Every month, Tradeviews review all the recent important stories and events that shape dry cargo bulker demand. The intel from this report feeds their bottom up 5-year forecast, a service that’s been serving Ship Owners, Brokers and Traders for over a decade.


Highlights:


Steel


  • The World Steel Association estimated Chinese crude steel output in the first seven months of 2023 at 626.5 million tonnes, up 2.5% year-on-year. India’s output over the same period totalled 79.9 million tonnes, up 9.0% year-on-year.

  • Baosteel reported at the end of August that China will continue to implement a cap on growth of steel output this year. The state-owned company confirmed that China will need to cut back on steel production over the remainder of the year to match last year’s output.

  • Rio Tinto and a consortium of Chinese state-owned enterprises have announced that they had reached key agreements with the government of Guinea to build a trans-Guinean railway. Over 600 kilometres of rail with port facilities would unlock the world’s largest undeveloped deposit of high-grade, low-impurity iron ore in the Simandou mountain range. It has been agreed that the cost of the railway will be shared equally between the groups developing blocks 1 and 2 in the north and blocks 3 and 4 in the south. The Chinese decision to support the plan can be seen as a move to wean itself off reliance on Australian iron ore supply and signals a long-term boost to Capesize bulk carrier demand.



Coal


  • The IEA expects a decrease in global coal-fired power generation in the second half of 2023 more than offsetting the first half gains. Global coal demand is projected to remain flat in 2024, with declines in power coal for the electricity sector offset by increases in industrial sector coal demand as economic conditions improve.

  • The National Statistics Bureau reported that China’s coal production totalled 377.54 million tonnes in July, down 6.3% month-on-month when measured on an average daily tonnage basis and the lowest level since last October. The drop in output has been attributed to increased government mine safety inspections and to pricing of seaborne coal imports remaining competitive.



Aluminium


  • The International Aluminium Institute reported that global primary aluminium production fell 0.48% year-on-year in July to total 5.861 million tonnes, with 59% produced in China. However, global production in the first seven months of this year totalled 40.07 million tonnes, up 1.5% year-on-year.

  •  China’s National Bureau of Statistics reported that the country’s primary aluminium production in July totalled 3.48 million tonnes, up 1.5% year-on-year. Output in first seven months of 2023 totalled 23.62 million tonnes, up 2.8% year-on-year.

Grain


  • The US Department of Agriculture’s August forecast updates contained a notable downward adjustment to 2023/24 grain season trade forecasts. Looking across export trade forecasts of the principal commodities (wheat, coarse grains, rice, soyabeans, and soyabean meal), net changes saw an overall trade decrease of 8.62 million tonnes, a fall of 1.16%. 2023/24 wheat export trade was marked down by 2.23 million tonnes with lower shipments out of Canada and the US only partially offset by a rise in the estimate for Russian exports. Ukrainian wheat exports were held at 10.5 million tonnes despite the ending of the Black Sea Grain agreement. Ukrainian wheat supply was marked up by 3.5 million tonnes due to a higher area harvested and increased yields (the second highest on record). However, most of this additional supply was added to storage.

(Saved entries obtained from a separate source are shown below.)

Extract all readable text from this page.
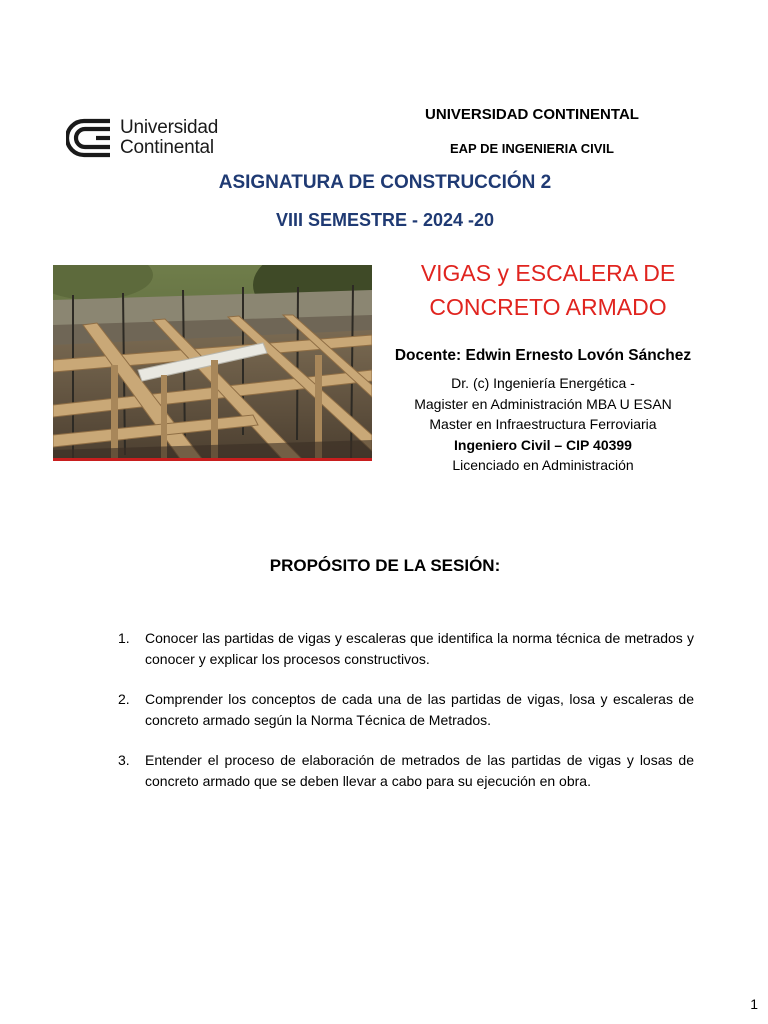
Universidad
Continental
UNIVERSIDAD CONTINENTAL
EAP DE INGENIERIA CIVIL
ASIGNATURA DE CONSTRUCCIÓN 2
VIII SEMESTRE - 2024 -20
VIGAS y ESCALERA DE
CONCRETO ARMADO
Docente: Edwin Ernesto Lovón Sánchez
Dr. (c) Ingeniería Energética -
Magister en Administración MBA U ESAN
Master en Infraestructura Ferroviaria
Ingeniero Civil – CIP 40399
Licenciado en Administración
PROPÓSITO DE LA SESIÓN:
1. Conocer las partidas de vigas y escaleras que identifica la norma técnica de metrados y conocer y explicar los procesos constructivos.
2. Comprender los conceptos de cada una de las partidas de vigas, losa y escaleras de concreto armado según la Norma Técnica de Metrados.
3. Entender el proceso de elaboración de metrados de las partidas de vigas y losas de concreto armado que se deben llevar a cabo para su ejecución en obra.
1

  •  Following on from its recent partial ban on rice exports, there were recent reports that the Indian government is now considering imposing a ban on sugar exports in the new marketing season starting in October. Back in May, the US Department of Agriculture forecast Indian sugar exports in the 2023/24 season at 7 million tonnes. TradeViews estimate that sugar exports in the current marketing season is likely to be just over 11 million tonnes. A decision on sugar exports will be taken when firm estimates of sugar production become available.The Indian government was also reported to be mulling importing Russian wheat at discounted prices to boost supplies and curb food inflation ahead of state and national elections next year.